2 Classic methods using independence tests on graphs

Many. In my time in the lectures of Marloes Maathuis I learnt some of the theory, but TBH everything has fallen out my head now, since I have not used them in practice. Notable works are Colombo and Maathuis (2014);Drton and Maathuis (2017);Heinze-Deml, Maathuis, and Meinshausen (2018);Maathuis, Kalisch, and Bühlmann (2009);Maathuis et al. (2010).

Most of these seem to boil down to the cases where belief propagation is well-behaved, to wit, linear-Gaussian and discrete RVs. In these, dependence is simple (in the Gaussian case, essentially, two things are independence if their shared entry in the cross-precision matrix is zero). If we can find a way of estimating actual zeros in that matrix, then what? Often we want causal distributions, so the question remains: can we convert the implied undirected graph into a directed one? tl;dr: sometimes. This is one of those cases where the Bayesian method comes out much cleaner; averaging over possible graphs is a natural way of thinking about this.

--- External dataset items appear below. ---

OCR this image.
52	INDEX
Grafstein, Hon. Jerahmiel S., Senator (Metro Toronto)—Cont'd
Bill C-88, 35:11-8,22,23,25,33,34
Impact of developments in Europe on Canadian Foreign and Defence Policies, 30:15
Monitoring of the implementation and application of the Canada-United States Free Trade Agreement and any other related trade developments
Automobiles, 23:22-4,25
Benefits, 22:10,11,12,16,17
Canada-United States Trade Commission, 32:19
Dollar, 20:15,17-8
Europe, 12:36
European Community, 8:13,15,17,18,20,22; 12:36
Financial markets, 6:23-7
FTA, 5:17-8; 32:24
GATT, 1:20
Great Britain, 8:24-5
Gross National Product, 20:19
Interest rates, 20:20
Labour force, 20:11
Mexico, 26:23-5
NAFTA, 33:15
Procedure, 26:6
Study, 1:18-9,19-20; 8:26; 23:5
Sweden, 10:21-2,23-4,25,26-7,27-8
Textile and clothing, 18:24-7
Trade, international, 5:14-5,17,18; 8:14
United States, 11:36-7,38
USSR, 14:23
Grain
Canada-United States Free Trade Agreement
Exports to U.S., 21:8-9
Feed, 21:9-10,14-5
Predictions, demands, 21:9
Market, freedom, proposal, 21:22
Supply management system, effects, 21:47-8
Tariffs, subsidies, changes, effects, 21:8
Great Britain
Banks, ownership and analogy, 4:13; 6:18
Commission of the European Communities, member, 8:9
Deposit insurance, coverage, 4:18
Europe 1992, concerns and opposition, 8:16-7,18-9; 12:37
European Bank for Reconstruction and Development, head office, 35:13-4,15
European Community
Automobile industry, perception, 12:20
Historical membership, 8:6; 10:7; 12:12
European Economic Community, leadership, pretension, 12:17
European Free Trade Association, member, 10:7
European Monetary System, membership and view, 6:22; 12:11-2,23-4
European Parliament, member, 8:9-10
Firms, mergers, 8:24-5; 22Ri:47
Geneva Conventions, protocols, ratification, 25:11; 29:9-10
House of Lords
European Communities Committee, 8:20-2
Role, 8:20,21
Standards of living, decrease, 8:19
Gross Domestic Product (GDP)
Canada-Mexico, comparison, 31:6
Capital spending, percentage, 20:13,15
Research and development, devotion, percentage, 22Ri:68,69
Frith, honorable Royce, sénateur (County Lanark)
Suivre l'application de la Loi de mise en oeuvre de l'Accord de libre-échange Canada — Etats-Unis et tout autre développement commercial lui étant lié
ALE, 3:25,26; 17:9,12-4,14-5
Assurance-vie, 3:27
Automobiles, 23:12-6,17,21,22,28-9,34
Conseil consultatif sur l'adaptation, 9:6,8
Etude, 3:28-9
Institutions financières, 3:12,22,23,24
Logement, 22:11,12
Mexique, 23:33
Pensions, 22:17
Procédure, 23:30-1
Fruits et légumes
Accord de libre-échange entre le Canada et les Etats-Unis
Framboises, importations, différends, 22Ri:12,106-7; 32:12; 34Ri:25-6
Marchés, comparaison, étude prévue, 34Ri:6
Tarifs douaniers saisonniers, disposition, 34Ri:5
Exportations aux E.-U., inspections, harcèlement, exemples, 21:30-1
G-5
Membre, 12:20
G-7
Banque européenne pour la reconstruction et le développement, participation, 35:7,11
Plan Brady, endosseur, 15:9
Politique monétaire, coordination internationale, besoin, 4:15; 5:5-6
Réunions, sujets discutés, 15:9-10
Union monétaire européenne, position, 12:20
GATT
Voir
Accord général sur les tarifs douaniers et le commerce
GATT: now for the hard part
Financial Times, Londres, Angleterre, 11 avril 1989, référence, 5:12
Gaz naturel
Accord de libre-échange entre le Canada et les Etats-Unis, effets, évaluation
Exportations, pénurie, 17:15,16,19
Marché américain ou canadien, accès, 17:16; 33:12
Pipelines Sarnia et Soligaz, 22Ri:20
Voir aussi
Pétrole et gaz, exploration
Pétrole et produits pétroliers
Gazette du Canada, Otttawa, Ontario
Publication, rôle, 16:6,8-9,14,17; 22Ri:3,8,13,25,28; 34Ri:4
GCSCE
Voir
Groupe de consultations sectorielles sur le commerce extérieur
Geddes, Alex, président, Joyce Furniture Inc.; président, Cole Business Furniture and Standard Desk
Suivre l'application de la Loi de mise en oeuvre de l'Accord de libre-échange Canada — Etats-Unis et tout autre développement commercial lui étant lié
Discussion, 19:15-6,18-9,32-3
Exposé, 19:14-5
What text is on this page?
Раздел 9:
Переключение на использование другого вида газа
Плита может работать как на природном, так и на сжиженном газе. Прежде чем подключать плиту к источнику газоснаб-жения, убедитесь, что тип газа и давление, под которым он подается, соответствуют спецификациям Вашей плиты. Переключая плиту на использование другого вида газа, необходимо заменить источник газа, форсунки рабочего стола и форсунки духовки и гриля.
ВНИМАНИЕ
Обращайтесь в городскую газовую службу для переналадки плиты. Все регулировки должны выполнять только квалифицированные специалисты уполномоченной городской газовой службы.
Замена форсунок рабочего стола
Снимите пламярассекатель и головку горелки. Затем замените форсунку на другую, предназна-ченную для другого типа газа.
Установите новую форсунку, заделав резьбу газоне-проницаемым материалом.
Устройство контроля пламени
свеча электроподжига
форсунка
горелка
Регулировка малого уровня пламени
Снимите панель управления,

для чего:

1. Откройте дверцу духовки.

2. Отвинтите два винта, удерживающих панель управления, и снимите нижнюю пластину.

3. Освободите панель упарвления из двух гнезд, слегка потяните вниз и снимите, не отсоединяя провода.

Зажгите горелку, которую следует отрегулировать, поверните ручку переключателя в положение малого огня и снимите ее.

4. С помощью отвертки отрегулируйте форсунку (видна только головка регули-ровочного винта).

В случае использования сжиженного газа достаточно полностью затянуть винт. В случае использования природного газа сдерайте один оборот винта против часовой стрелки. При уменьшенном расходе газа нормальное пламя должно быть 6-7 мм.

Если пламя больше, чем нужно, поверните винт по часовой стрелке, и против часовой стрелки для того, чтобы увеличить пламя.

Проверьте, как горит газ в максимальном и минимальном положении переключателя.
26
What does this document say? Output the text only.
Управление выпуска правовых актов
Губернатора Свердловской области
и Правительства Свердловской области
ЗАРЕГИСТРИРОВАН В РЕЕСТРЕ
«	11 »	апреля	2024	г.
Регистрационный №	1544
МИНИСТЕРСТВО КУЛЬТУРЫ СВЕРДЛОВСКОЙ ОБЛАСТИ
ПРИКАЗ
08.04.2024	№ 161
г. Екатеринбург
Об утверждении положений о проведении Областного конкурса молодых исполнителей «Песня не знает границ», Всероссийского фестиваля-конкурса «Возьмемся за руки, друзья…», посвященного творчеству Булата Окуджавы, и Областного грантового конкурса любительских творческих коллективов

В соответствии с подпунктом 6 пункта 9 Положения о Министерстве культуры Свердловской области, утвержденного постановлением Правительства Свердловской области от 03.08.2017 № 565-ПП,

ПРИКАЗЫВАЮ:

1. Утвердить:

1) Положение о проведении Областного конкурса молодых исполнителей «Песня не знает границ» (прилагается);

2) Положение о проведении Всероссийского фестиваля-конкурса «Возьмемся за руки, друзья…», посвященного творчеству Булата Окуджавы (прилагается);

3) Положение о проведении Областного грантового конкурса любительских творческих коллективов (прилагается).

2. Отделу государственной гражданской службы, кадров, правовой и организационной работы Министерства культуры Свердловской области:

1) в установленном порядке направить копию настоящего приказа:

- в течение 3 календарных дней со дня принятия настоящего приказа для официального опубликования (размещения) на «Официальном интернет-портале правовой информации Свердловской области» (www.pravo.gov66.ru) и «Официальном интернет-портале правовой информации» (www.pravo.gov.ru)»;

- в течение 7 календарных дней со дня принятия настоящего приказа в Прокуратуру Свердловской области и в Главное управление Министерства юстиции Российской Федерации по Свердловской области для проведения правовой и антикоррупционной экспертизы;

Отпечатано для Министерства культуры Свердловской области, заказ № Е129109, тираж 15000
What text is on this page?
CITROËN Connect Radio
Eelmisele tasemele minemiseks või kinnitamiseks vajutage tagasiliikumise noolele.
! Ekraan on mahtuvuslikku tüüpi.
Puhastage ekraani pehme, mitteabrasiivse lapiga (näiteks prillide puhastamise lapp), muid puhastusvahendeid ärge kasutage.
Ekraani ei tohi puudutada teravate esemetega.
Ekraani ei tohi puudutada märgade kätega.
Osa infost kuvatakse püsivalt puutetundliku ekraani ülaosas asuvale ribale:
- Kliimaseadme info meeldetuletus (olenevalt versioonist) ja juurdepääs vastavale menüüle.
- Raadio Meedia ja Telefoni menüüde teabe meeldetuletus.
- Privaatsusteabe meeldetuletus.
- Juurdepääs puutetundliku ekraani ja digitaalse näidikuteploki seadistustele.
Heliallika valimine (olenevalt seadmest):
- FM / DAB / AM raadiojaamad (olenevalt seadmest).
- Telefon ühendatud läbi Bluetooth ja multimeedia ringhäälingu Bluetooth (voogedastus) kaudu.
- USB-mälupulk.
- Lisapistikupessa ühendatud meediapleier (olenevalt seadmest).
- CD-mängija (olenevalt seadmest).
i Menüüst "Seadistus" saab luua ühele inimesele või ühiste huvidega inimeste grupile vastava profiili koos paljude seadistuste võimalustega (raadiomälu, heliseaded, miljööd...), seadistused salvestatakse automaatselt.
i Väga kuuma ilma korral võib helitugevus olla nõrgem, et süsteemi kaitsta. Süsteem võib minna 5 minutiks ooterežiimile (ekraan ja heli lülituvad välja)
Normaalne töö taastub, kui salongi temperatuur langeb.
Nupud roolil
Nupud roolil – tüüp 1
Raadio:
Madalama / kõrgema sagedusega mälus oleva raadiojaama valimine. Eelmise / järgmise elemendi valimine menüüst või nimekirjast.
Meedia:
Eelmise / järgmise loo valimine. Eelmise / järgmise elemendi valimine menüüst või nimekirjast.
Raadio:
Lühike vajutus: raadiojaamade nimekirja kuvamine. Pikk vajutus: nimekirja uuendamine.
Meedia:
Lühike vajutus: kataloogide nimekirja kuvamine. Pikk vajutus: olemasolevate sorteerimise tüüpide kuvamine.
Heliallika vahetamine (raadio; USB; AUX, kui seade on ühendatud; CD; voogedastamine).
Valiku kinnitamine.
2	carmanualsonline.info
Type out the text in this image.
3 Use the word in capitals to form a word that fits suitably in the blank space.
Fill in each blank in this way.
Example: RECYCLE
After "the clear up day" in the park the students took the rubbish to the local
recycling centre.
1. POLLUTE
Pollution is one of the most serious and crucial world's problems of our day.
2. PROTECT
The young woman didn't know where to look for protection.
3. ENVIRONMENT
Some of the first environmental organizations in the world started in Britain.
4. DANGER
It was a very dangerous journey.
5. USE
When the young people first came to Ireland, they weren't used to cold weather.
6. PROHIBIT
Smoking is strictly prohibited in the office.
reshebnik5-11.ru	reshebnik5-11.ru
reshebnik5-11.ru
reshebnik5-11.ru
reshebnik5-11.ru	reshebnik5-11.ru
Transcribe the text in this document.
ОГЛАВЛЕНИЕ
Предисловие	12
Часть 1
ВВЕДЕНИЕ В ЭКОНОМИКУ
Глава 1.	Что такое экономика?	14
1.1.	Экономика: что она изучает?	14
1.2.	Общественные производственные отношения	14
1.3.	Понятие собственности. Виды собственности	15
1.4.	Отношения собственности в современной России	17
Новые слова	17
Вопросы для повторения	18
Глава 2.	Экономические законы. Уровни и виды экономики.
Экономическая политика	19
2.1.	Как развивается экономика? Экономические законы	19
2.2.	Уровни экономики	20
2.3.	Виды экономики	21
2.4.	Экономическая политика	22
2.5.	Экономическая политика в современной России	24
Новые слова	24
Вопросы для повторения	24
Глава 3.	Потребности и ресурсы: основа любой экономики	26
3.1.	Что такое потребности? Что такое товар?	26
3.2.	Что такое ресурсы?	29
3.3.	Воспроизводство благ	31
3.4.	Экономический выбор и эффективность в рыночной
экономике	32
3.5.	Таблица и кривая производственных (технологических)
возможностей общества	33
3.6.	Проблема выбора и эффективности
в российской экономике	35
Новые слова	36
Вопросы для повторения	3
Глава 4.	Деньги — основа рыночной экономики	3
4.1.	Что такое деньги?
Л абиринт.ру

For a less causal/intervention focused method, see Nonparanormal skeptic (🏗) (H. Liu et al. 2012) which combines semiparametric regression with non-parametric graph inference.

Figure 2: Researcher inferring optimal graph surgery

3 Learning by continuous optimization

A new trick in the arsenal from those neural network nerds. Xun Zheng, Bryon Aragam and Chen Dan in their blog post Learning DAGs with Continuous Optimization introduce NO-TEARS. This is an interesting bit of work AFAICT. Download from xunzheng/notears, and read the papers (Zheng et al. 2018; Zheng et al. 2020):

Estimating the structure of directed acyclic graphs (DAGs, also known as Bayesian networks) is a challenging problem since the search space of DAGs is combinatorial and scales superexponentially with the number of nodes. Existing approaches rely on various local heuristics for enforcing the acyclicity constraint. In this paper, we introduce a fundamentally different strategy: We formulate the structure learning problem as a purely continuous optimization problem over real matrices that avoids this combinatorial constraint entirely. This is achieved by a novel characterization of acyclicity that is not only smooth but also exact. The resulting problem can be efficiently solved by standard numerical algorithms, which also makes implementation effortless. The proposed method outperforms existing ones, without imposing any structural assumptions on the graph such as bounded treewidth or in-degree.

Key insight:

…that the k-th power of the adjacency matrix of a graph counts the number of k-step paths from one node to another. In other words, if the diagonal of the matrix power turns out to be all zeros, there [are] no k-step cycles in the graph. Then to characterize acyclicity, we just need to set this constraint for all k=1,2,…,d, eliminating cycles of all possible length.

Has this gone anywhere?

A related approach is Lorch et al. (2021):

Continuous characterization of acyclic graphs. Orthogonal to the work on Bayesian inference, Zheng et al. (2018); have recently proposed a differentiable characterization of acyclic graphs for structure learning. In this work, we adopt the formulation of Yu et al. (2019), who show that a graph with adjacency matrix $\mathbf{G} \in\{0,1\}^{d \times d}$ does not have any cycles if and only if $h(\mathbf{G})=0$, where \[ h(\mathbf{G}):=\operatorname{tr}\left[\left(\mathbf{I}+\frac{1}{d} \mathbf{G}\right)^{d}\right]-d . \]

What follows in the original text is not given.